Answer: Let’s talk through the non McKinney-Vento legalities first, for context. These caregivers have no legal rights over the child unless the parents or a court gives them rights. The parent(s) could sign a simple power of attorney that gives the caregiver(s) the right to make medical, educational and other decisions. That would be legally valid and does not need court involvement. There also could be court involvement and a guardianship or custody order, but that is less likely, due to the cost and time involved, if nothing else.

So in this situation, where it sounds like there is nothing giving the caregivers any rights (neither power of attorney nor court order), then McKinney-Vento is clear and rules the day. The student is an unaccompanied youth, and therefore the school must prioritize her wishes. (ESSA now requires that the liaison “assists in placement or enrollment decisions…, gives priority to the views of such unaccompanied youth, and provides notice to such youth of the right to appeal.”) Therefore, the liaison must assist in the decision and prioritize the student’s wishes. If he and the student are in agreement about school of origin, then that is where the student should attend.

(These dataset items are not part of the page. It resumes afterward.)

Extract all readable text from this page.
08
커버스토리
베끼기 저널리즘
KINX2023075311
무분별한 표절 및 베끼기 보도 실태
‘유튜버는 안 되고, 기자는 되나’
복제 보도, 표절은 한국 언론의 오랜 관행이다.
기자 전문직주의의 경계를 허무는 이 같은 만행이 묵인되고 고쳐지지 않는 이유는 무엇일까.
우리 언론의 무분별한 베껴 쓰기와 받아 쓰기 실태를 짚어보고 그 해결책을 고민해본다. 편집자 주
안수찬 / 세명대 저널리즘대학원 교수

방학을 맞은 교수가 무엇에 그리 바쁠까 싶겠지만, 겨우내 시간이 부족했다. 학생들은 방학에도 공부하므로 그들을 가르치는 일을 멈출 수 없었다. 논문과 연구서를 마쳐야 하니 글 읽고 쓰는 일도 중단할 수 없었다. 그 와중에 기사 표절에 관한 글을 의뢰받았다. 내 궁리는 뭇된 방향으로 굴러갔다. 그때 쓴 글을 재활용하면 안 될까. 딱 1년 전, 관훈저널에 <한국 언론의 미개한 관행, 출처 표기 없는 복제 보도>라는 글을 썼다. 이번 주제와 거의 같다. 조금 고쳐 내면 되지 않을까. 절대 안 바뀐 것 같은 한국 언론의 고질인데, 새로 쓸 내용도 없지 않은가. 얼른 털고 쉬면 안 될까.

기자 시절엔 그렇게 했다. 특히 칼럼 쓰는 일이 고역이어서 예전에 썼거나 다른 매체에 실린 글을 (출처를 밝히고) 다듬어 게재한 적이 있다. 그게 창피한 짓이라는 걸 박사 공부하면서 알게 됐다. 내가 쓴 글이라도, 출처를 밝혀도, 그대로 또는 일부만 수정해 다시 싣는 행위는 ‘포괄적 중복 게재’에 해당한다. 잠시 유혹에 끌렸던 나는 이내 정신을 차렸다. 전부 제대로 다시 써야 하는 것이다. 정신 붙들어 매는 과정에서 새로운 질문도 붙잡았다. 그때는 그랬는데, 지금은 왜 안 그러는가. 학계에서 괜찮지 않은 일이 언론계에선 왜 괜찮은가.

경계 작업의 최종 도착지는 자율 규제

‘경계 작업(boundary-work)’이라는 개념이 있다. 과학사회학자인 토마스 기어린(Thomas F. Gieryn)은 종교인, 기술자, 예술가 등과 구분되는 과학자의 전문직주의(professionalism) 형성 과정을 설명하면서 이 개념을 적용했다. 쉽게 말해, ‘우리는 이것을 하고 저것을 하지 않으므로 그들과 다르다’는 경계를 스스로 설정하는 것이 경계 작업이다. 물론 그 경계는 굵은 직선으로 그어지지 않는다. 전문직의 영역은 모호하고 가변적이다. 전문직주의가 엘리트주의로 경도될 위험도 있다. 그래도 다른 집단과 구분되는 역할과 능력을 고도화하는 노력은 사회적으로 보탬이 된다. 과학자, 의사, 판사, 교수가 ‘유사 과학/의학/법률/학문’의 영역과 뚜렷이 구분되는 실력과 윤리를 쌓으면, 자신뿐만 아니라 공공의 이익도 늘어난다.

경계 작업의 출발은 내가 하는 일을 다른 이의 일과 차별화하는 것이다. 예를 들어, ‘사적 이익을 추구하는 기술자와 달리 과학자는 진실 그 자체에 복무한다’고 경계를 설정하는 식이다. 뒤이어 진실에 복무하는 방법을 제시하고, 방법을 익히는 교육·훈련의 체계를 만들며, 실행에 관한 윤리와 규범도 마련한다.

The caregivers have no legal say in the decision and no right to access the appeal process, because the youth can access the appeal process on her own.

If the caregivers get a power of attorney, then things change. While the liaison still must assist in the decision and prioritize the views of the youth, the caregivers have legal rights. The caregiver should be able to access to the dispute process. If they get an actual court order making them legal guardians, then the student technically is no longer an “unaccompanied youth”, and so in that case we think you have to treat the caregivers like parents.